The real question is whether you know how to determine the change in entropy for a closed system that has suffered an irreversible process.

 

[Philip Koeck]

Consider an isolated system. We go from state 1 to state 2 via an irreversible process (e.g. Joule expansion of a gas). In this process ##q_{irrev}=0##.

Then we take this system in state 2 and reversibly take it back to state 1 (e.g. compress the gas back to initial pressure and volume).

Apparently, this cannot be done with the system in isolation.

One question I have is why we can say this.

If a gas expands against vacuum in an isolated system (Joule expansion) then the internal energy is unchanged. If the gas is an ideal gas then internal energy is a function of temperature only and so temperature is unchanged.

It seems pressure is reduced and volume is increased.

To go back to the initial state in this isolated system we would either need a spontaneous change back to the initial state or we would need to do work. This is all very blurry to me right now.

We could also make the system not isolated anymore and do an isothermal compression, which would require heat.

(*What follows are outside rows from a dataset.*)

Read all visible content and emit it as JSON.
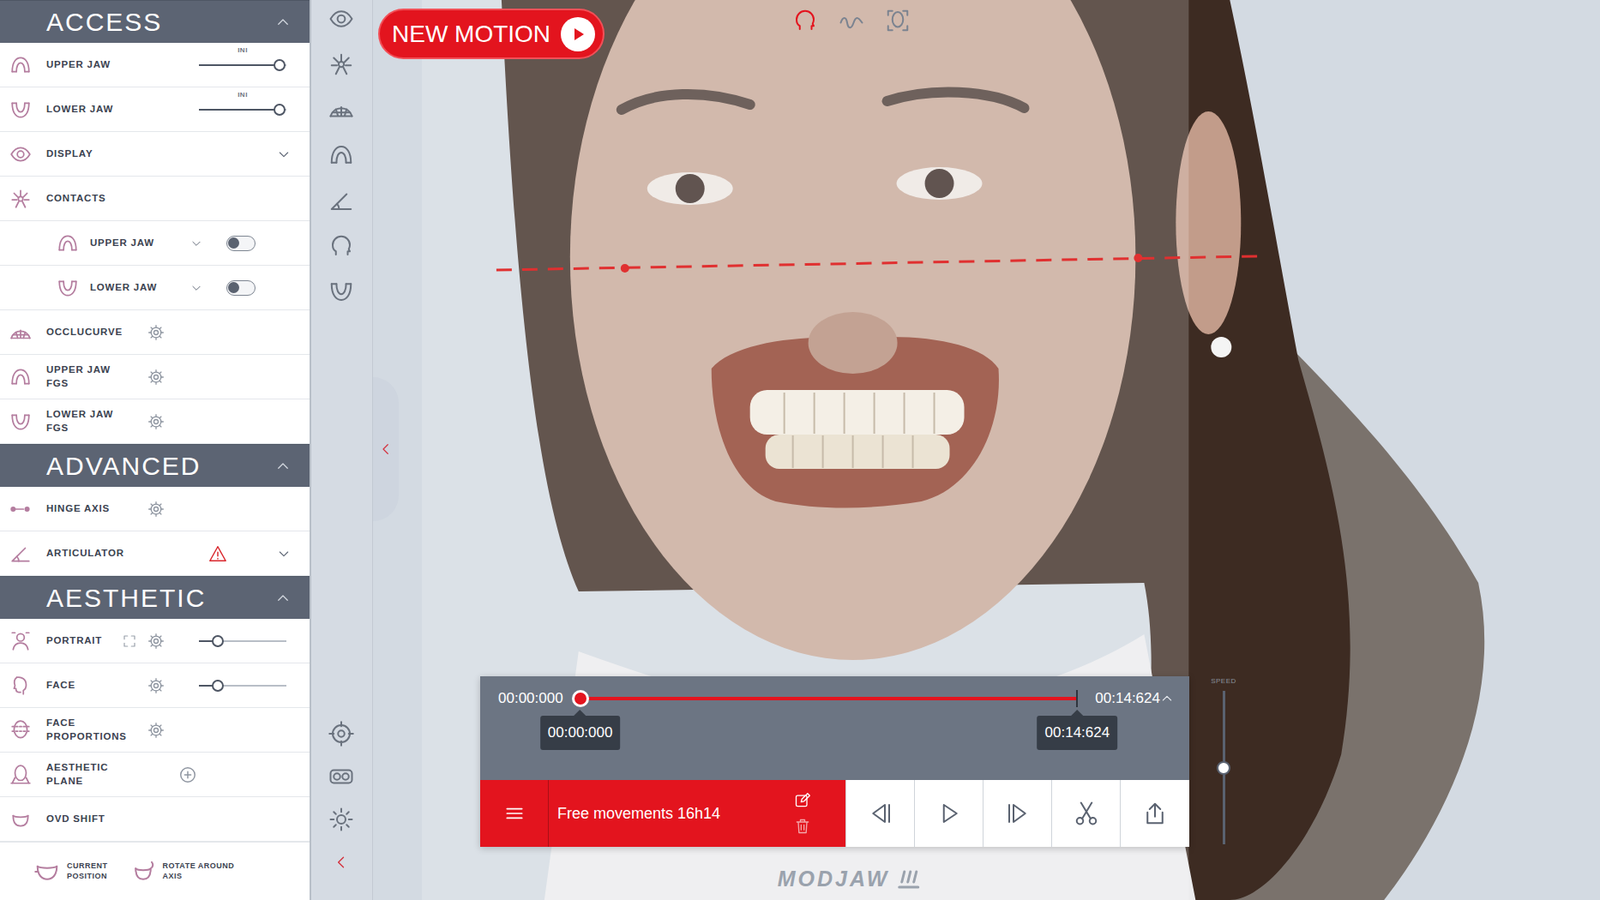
{
  "new_motion": {
    "label": "NEW MOTION"
  },
  "view_modes": [
    {
      "selected": true
    },
    {
      "selected": false
    },
    {
      "selected": false
    }
  ],
  "sidebar": {
    "sections": [
      {
        "title": "ACCESS",
        "expanded": true,
        "items": [
          {
            "kind": "slider",
            "lines": [
              "UPPER JAW"
            ],
            "tag": "INI",
            "level": 0.92
          },
          {
            "kind": "slider",
            "lines": [
              "LOWER JAW"
            ],
            "tag": "INI",
            "level": 0.92
          },
          {
            "kind": "chevron",
            "lines": [
              "DISPLAY"
            ],
            "expanded": false
          },
          {
            "kind": "plain",
            "lines": [
              "CONTACTS"
            ]
          },
          {
            "kind": "toggle",
            "lines": [
              "UPPER JAW"
            ],
            "expanded": false,
            "on": false
          },
          {
            "kind": "toggle",
            "lines": [
              "LOWER JAW"
            ],
            "expanded": false,
            "on": false
          },
          {
            "kind": "gear",
            "lines": [
              "OCCLUCURVE"
            ]
          },
          {
            "kind": "gear",
            "lines": [
              "UPPER JAW",
              "FGS"
            ]
          },
          {
            "kind": "gear",
            "lines": [
              "LOWER JAW",
              "FGS"
            ]
          }
        ]
      },
      {
        "title": "ADVANCED",
        "expanded": true,
        "items": [
          {
            "kind": "gear",
            "lines": [
              "HINGE AXIS"
            ]
          },
          {
            "kind": "warning",
            "lines": [
              "ARTICULATOR"
            ],
            "expanded": false
          }
        ]
      },
      {
        "title": "AESTHETIC",
        "expanded": true,
        "items": [
          {
            "kind": "portrait",
            "lines": [
              "PORTRAIT"
            ],
            "level": 0.22
          },
          {
            "kind": "gear-slider",
            "lines": [
              "FACE"
            ],
            "level": 0.22
          },
          {
            "kind": "gear",
            "lines": [
              "FACE",
              "PROPORTIONS"
            ]
          },
          {
            "kind": "plus",
            "lines": [
              "AESTHETIC",
              "PLANE"
            ]
          },
          {
            "kind": "plain",
            "lines": [
              "OVD SHIFT"
            ]
          }
        ]
      }
    ],
    "actions": [
      {
        "lines": [
          "CURRENT",
          "POSITION"
        ]
      },
      {
        "lines": [
          "ROTATE AROUND",
          "AXIS"
        ]
      }
    ]
  },
  "timeline": {
    "current": "00:00:000",
    "duration": "00:14:624",
    "playhead": 0,
    "expanded": true,
    "markers": [
      {
        "label": "00:00:000",
        "level": 0
      },
      {
        "label": "00:14:624",
        "level": 1
      }
    ]
  },
  "motion": {
    "name": "Free movements 16h14"
  },
  "speed": {
    "label": "SPEED",
    "level": 0.5
  },
  "logo": {
    "text": "MODJAW"
  }
}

If we do this latter option, then considering the full cycle we would have

$$\int_1^2\frac{\delta q_{irrev}}{T}+\int_2^1\frac{\delta q_{rev}}{T}\leq 0$$

$$\implies \int_2^1\frac{\delta q_{rev}}{T}=S_1-S_2\leq 0$$

$$\implies S_2-S_1\geq 0$$

which means that the entropy change from state 1 to state 2 is ##\geq 0##.

This is all getting ahead of my original question. The ##\delta q_{rev}/T## from my original question is not zero because of what you said: the reversible part is not done in an isolated system.

So my new question is: what is the justification for why we can't go from state 2 to state 1 in the isolated system?

Maybe keep it simple and calculate the entropy change for the free expansion in the isolated system and then have a look at any reversible process with the same entropy change.
You should see that this reversible process can't happen in an isolated system.